Depuis l’Antiquité jusqu’à aujourd’hui, les noms donnés à des petits-maîtres italiens sont nombreux. La dominula et le dominulus romains ont des noms se traduisant directement par “petite-maîtresse” et “petit-maître”, dominus signifiant notamment “maître”, terme auquel est ajouté comme suffixe un diminutif. Cela donne au Moyen-Âge, dans les royaumes de l'actuelle France, la domnicella et le damiselet, puis la damoiselle et le damoiseau. De même le bellus homo romain aboutit au beau français, l’elegans homo et l’homo elegantissimus à l’élégant, l’urbanus et l’homo lautus et urbanus à la personne urbaine, le mundanus au mondain… Certains petits maîtres romains se caractérisent par leur avant-gardisme, comme avec la novatrix et le novator, d’autres par leurs goûts, par exemple pour la culture grecque, comme avec la graecula et le graeculus… Il y en a d’autres, comme le delicatus, l’elegantiae arbiter, l’erudito luxu, la lampadium… mais je m’arrête-là, car mon livre sur Les Petits-maîtres du style est toujours disponible à l’achat.

Au Moyen Âge, l’Italie, divisée en de multiples royaumes, entretient le merveilleux notamment à travers ses moeurs courtoises inspirées en partie des françaises.
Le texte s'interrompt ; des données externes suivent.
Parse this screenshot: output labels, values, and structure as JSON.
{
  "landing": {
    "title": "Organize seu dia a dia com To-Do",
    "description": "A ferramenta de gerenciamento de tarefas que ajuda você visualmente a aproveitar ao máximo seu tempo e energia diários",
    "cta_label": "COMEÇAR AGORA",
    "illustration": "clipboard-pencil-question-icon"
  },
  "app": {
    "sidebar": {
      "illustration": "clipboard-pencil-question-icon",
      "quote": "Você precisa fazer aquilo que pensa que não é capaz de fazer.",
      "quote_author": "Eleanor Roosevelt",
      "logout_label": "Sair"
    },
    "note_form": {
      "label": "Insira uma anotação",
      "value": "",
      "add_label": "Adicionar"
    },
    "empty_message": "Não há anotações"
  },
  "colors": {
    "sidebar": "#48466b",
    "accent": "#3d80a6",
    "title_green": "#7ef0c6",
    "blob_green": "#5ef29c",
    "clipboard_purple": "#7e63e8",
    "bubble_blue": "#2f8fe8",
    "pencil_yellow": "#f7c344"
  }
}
Si en France le XIIe siècle réinvente la modernité, aux XIVe, XVe et XVIe siècles, c’est à nouveau l’Italie qui le fait. Cette dernière redevient un modèle pour les petits-maîtres et l’art en général, ce qui aboutit à la Renaissance française du XVIe siècle.
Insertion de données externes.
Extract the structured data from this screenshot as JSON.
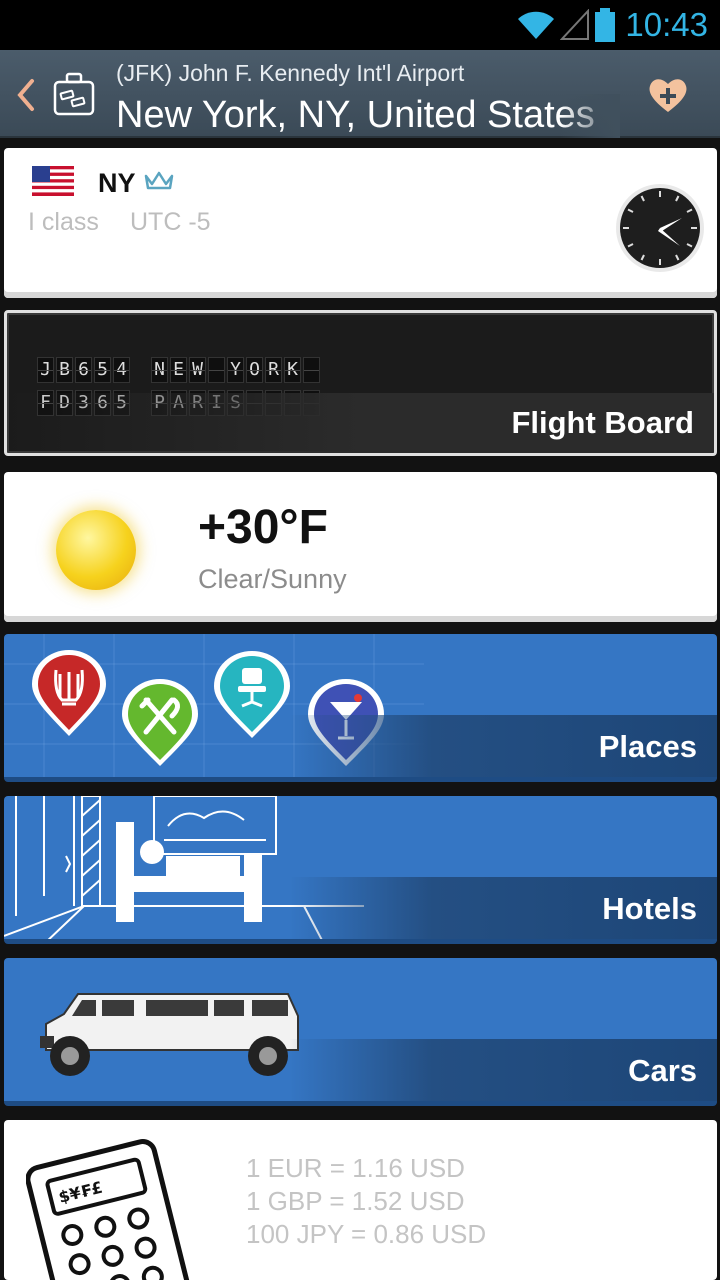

Photographie ci-dessous : Autre gravure de Cesare Vecellio représentant une petite-maîtresse italienne (Gentildonne Venetiane), se colorant les cheveux en blond vénitien. On remarque ses hauts patins.

Merveilleuses et merveilleux

Le bellimbusto est un beau. Un cicisbeo est une sorte d’ami masculin dilettante d’une femme mariée, la divertissant, l’aidant et l’accompagnant lors d’occasions mondaines et divertissantes (représentations théâtrales, fêtes, réceptions, promenades, etc.) à la place de son mari. Il passe la majeure partie de la journée avec elle. Le cicisbeo est généralement beau, élégant et très bien élevé. On le retrouve déjà durant l’Antiquité romaine. Le damerino est un mirliflore. Ce nom fait pensé à celui de dameret médiéval (voir Les Petits-maîtres de la mode) dont le terme est encore en usage en France au XVIIIe siècle. Le vagheggino est une sorte de gandin galant. Le moscardino est un mollusque et aussi un gandin, un bellâtre. L’elegantone est un ‘costard’, un élégant bien habillé. Le gagà est un genre de dandy, ce dernier nom (dandy) étant aussi utilisé en Italie. Les Italiens appellent parfois ganimede un homme beau comme le prince troyen mythique Ganymède, devenu échanson de Zeus. Le zerbinotto est un jeune homme à la mode, élégant et galant. Le figurino est recherché dans sa mise. Le farfallone est un gandin léger et versatile. Le paino est un jeune homme d’une élégance raffinée dans la tenue vestimentaire et les manières. Le galletto (ce nom s’écrit peut-être aussi sgaletto, venant du verbe sgallettare signifiant « faire le coq ») fait étalage de vivacité, d’audace et même d’une aisance démesurée, en particulier avec les femmes. Le dongiovanni est une sorte de libertin, au sens récent du terme. D’autres noms sont en relation avec la butinage, comme avec le donnaiolo qui est un coureur de jupons, le seduttore, un séducteur, comme pour le tombeur de femmes, expression aussi utilisée en Italie. On constate que certains substantifs sont empruntés au français ou à l’anglais, comme avec le play-boy, qui est une autre sorte de seduttore, mondain, beau, charmeur et généralement riche, accompagnant des femmes, jeunes ou âgées, mais toujours belles et célèbres. Le gentiluomo rappelle le gentilhomme français, le bello et la bella, le beau et la belle, ou les équivalents romains. Le viveur est un… viveur, le nottambulo, un noctambule. Le signorino rappelle le petit-maître aussi par son nom. Il s’agit d’un jeune homme délicat, aux goûts raffinés ou difficiles. Le modaiolo est un fashionista, un modeux. Sans doute le terme de fashionista s’emploie aussi au féminin. Le manichino est un mannequin ou une personne y ressemblant.

Merveilleuses et merveilleux

Photographies ci-dessus et ci-dessous : Gravure de Jean-Jacques Boissard (1528 – 1602, humaniste français), de 1581, représentant une « Nouvelle mariée de Rome », une « Fille Romaine » et une « Femme Romaine ».